Report this Dec. 20 2010, 8:30 pm

The Bajorans are the reason for the show. We have all the elements that are repeated throughout the series--religion, opression, politics, and war. I thought dealing with the aftermath of a culture and government when they have to start from scratch (after 50 years) was one of the more interesting and unique aspects of the show.


Not to get too personal, but I have been homeless. It was a year of hell and the priorities that I had to survive had to be redefined after I was no longer in that situation. I watched Deep Space Nine last summer and the struggle to rebuild, to not be defined by that "old" life, that all happened to me. It is incredibly well done.


I stopped judging the series costumes long ago or the Original Series would be unwatchable. I watched the show through the eyes of exploration--I wanted to learn about the culture before us in the episode. And from that perspective, the Bajorans were perhaps second only to the Dominion in development of a culture. It is the complexity of the show.

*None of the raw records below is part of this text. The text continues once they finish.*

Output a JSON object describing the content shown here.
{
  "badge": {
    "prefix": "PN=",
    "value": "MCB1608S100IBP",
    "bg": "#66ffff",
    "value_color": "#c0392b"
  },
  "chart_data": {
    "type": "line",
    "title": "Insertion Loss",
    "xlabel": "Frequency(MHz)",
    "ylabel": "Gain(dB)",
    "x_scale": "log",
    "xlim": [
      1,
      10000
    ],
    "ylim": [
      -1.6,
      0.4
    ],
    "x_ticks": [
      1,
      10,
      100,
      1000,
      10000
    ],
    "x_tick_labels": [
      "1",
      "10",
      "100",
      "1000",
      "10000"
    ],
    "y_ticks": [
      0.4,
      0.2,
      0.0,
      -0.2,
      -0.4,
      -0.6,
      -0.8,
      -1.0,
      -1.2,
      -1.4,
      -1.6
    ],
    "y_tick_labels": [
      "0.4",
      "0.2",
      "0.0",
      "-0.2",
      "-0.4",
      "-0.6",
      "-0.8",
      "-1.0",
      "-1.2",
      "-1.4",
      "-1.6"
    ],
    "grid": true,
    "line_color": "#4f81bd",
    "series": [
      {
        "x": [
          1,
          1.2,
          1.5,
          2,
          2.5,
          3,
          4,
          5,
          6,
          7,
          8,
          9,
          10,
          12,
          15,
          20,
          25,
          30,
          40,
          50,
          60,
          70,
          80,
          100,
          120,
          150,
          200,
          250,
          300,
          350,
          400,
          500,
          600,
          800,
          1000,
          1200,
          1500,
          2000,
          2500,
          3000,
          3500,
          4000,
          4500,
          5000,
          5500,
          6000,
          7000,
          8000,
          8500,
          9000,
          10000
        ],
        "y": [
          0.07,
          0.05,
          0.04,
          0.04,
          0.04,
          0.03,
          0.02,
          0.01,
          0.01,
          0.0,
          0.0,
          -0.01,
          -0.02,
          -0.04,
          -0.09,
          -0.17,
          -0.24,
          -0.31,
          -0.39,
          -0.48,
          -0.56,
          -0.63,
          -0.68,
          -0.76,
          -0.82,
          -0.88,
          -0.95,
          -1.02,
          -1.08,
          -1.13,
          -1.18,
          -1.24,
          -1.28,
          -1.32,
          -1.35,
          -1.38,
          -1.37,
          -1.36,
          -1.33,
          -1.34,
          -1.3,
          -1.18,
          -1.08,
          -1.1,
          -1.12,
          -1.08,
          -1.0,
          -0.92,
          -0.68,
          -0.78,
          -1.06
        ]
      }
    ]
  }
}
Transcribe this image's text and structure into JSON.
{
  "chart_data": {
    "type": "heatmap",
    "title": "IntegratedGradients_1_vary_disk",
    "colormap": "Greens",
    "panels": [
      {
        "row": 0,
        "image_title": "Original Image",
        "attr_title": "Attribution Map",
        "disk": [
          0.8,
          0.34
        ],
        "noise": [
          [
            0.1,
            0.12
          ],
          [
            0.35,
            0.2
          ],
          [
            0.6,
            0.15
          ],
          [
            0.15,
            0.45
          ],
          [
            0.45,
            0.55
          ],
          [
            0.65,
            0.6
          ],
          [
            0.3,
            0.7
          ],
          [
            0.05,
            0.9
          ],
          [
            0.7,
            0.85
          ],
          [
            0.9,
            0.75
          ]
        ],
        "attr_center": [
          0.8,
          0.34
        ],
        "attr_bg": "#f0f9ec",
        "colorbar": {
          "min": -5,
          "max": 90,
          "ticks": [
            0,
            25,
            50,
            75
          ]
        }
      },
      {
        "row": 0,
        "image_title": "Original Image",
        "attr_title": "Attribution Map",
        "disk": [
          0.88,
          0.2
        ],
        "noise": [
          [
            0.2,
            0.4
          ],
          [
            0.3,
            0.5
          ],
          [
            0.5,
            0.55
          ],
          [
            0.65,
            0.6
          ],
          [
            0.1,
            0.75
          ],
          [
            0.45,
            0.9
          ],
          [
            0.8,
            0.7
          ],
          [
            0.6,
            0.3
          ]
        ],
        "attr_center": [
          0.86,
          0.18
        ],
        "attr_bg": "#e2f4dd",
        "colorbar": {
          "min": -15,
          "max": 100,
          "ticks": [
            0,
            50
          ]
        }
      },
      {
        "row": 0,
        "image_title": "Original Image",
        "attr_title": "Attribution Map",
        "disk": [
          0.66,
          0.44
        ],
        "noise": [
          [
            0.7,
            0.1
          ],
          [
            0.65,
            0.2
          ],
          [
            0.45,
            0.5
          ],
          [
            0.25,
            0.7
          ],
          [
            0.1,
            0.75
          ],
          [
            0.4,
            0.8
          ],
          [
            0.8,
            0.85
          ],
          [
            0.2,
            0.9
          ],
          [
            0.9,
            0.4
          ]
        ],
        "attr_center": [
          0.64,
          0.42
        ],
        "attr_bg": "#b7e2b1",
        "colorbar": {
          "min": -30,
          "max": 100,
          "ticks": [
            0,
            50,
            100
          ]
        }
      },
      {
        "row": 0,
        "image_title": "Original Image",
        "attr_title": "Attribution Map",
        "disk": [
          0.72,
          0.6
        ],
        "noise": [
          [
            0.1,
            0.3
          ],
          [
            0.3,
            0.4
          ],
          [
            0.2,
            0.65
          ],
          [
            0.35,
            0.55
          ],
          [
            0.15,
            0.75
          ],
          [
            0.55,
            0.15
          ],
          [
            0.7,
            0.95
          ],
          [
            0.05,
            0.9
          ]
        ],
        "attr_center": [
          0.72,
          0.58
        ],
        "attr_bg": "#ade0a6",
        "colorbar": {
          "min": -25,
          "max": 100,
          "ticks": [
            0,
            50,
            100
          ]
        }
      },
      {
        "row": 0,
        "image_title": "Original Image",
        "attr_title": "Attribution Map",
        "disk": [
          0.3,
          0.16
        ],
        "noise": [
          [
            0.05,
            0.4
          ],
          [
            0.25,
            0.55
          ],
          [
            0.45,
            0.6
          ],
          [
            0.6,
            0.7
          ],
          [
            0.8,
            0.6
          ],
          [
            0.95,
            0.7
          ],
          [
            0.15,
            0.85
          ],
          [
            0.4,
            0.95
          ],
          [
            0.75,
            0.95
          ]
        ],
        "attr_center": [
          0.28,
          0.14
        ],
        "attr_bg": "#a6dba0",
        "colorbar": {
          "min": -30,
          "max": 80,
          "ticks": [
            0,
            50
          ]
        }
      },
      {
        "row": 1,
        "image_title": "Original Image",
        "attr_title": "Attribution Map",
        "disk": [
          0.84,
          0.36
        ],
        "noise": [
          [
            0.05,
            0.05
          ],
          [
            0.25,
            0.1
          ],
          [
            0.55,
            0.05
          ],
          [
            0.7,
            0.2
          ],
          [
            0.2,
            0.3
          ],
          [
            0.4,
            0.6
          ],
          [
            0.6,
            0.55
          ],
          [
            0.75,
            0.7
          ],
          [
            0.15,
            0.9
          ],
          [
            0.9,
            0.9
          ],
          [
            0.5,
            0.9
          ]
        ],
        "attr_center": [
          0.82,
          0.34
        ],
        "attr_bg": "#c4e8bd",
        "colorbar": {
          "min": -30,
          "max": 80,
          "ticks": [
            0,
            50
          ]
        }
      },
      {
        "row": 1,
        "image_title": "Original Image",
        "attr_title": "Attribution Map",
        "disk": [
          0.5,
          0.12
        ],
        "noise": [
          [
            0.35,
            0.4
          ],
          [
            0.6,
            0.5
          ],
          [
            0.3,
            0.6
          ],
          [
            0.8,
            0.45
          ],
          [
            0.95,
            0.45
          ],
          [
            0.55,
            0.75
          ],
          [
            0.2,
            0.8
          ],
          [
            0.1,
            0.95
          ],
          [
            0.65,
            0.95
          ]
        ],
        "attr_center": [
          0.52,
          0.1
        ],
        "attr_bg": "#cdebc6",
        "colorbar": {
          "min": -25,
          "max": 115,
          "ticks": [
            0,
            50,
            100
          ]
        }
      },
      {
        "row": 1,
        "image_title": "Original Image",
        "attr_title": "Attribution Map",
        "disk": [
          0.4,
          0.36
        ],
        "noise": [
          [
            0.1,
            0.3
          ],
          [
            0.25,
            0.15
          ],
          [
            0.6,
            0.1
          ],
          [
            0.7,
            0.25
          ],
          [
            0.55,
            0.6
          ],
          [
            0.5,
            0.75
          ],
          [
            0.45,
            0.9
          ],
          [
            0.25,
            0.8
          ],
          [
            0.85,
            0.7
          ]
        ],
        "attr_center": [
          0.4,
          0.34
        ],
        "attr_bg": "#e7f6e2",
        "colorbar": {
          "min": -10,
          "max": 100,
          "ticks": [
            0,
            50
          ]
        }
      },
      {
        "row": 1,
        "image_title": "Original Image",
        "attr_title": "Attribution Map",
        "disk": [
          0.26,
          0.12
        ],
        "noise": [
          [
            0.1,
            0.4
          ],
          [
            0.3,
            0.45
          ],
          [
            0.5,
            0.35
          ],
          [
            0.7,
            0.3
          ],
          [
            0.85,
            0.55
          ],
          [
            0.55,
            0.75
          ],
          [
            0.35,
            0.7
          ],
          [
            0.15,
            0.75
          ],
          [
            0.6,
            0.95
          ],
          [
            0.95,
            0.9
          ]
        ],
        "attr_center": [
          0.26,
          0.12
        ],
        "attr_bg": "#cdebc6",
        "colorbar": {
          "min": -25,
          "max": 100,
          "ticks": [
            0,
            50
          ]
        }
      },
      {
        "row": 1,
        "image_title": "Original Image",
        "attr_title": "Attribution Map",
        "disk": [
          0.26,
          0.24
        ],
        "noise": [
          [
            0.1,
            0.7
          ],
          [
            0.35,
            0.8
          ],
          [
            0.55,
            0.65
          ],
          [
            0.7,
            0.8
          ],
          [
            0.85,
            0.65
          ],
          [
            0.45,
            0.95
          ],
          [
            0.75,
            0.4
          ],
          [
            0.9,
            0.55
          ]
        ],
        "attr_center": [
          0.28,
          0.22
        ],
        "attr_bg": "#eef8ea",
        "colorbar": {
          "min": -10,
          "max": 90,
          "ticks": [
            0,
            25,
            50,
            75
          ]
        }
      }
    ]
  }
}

Its stories are about the depth and complexity of human interaction and relationships. It studies us and asks us to look within ourselves, to relate, to ask how would we respond to all that is in their world?

HaventGotALife

GROUP: Members

POSTS: 760

Report this Dec. 20 2010, 8:32 pm

Quote: EzrianBashirax @ Feb. 28 2010, 2:59 pm

I don't think the Bajorian/Jewish and Cardassian/Nazi parallels were unintentional.


Don't for get the Palestine/Maquis parallels.

Its stories are about the depth and complexity of human interaction and relationships. It studies us and asks us to look within ourselves, to relate, to ask how would we respond to all that is in their world?